Выдержав паузу, главный портье снова оглядел ребят, каждого по очереди. Глаза его задержались на маленьком рыжем парнишке.

— А тебе, к сожалению, придется привыкнуть чистить ногти, — тихо сказал он. И снова прежним голосом добавил: — Мы работаем в две смены. С семи утра до трех и с трех до одиннадцати вечера. Меняться будете каждую неделю. Сразу же и начнем. Шестеро, которые стоят слева, на этой неделе будут работать в утреннюю смену, пятеро остальных — в вечернюю. У кого сегодня вечерняя смена — до свиданья, господа. Пока можете идти отсыпаться. Но чтоб ровно в три были здесь! Пятеро повесили головы.

— И с довольными лицами, позвольте напомнить! Посыльный! — Главный портье снова щелкнул пальцами. — Отведи этих господ в раздевалку, не то они забредут в спальню кого-нибудь из наших гостей.

Пятеро пошли по коридору назад в подвал, как дети, у которых отняли игрушки. Конни и Петер, к счастью, стояли слева и потому оказались в утренней смене.

Садитесь сюда, на скамейку, — указал господин Крюгер, не переставая листать свои блокноты и делать какие-то записи. — Каждые четверть часа каждый из вас, по одному, будет называть мне свое имя. Может быть, тогда я их запомню. Начнем справа.

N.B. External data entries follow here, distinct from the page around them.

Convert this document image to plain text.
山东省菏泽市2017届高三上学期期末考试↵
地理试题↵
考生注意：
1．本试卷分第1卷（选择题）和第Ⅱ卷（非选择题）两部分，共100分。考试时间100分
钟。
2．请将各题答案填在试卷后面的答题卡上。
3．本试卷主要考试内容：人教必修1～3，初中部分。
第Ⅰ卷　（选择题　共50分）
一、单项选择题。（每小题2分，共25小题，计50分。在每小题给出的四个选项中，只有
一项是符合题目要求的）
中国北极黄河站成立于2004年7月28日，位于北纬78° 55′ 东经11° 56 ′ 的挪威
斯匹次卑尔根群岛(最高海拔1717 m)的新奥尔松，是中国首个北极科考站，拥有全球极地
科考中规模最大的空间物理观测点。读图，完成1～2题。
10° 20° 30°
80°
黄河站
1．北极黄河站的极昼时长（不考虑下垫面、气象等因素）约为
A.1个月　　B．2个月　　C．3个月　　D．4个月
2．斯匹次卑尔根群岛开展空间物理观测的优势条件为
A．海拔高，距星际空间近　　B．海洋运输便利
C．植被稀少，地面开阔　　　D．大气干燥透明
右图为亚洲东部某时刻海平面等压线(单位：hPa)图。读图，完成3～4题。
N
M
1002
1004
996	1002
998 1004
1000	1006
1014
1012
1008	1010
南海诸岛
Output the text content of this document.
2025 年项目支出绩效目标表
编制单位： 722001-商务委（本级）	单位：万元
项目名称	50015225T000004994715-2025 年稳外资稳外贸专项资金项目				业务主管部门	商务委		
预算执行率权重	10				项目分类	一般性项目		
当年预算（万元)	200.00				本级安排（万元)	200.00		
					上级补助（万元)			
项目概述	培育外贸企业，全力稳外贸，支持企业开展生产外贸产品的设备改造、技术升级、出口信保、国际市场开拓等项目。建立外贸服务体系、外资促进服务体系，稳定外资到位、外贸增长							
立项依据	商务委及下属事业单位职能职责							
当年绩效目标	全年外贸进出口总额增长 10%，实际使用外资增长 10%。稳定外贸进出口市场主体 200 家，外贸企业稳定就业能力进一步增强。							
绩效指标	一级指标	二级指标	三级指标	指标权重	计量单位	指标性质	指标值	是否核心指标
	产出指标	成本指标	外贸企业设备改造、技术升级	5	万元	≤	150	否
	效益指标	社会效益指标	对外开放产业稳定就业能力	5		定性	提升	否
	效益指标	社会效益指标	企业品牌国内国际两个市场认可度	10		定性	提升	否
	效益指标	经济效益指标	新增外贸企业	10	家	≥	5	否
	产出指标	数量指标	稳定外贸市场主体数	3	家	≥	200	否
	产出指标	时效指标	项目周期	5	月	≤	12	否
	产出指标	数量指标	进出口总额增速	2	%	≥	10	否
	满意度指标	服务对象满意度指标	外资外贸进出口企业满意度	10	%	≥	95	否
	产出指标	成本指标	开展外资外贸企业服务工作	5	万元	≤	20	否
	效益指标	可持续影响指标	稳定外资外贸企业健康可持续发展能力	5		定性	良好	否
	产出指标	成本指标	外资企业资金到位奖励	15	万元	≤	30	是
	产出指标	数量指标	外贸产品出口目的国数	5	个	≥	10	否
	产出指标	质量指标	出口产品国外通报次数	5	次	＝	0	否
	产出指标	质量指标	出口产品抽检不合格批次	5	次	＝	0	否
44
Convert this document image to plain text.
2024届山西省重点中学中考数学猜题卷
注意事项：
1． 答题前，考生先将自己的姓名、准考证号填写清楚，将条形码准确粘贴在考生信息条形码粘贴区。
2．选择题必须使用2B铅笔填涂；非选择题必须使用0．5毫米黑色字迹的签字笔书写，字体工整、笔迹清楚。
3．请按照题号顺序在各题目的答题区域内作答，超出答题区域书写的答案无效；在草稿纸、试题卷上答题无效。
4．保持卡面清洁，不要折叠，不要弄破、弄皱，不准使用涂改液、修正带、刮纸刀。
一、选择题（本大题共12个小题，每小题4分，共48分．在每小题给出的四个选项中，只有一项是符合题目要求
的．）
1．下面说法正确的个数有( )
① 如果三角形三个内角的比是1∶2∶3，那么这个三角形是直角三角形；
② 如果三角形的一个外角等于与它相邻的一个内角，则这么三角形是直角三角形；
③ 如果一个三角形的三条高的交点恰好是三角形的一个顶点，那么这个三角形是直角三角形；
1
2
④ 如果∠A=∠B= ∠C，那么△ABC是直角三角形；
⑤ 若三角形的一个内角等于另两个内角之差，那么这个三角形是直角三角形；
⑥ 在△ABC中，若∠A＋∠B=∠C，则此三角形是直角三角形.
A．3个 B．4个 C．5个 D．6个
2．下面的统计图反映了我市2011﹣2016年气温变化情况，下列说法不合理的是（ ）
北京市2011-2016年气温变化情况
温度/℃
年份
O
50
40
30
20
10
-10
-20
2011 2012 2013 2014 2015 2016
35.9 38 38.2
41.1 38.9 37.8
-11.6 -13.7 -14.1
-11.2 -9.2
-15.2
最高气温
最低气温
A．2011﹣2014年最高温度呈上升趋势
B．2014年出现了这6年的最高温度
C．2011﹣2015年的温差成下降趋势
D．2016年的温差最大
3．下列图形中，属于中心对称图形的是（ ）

Конни Кампендонк, — представился светловолосый юноша.

В кабине портье зазвонил телефон.

Портье слушает. Добрый день, госпожа баронесса. Слушаюсь, госпожа баронесса, незамедлительно, госпожа баронесса! — Главный портье Крюгер положил трубку и щелкнул пальцами: — Посыльный! В номер 404!

Номер 404,— вскочив с места, повторил посыльный с оттопыренными ушами.

Ну и? — вопросительно посмотрел на новеньких господин Крюгер.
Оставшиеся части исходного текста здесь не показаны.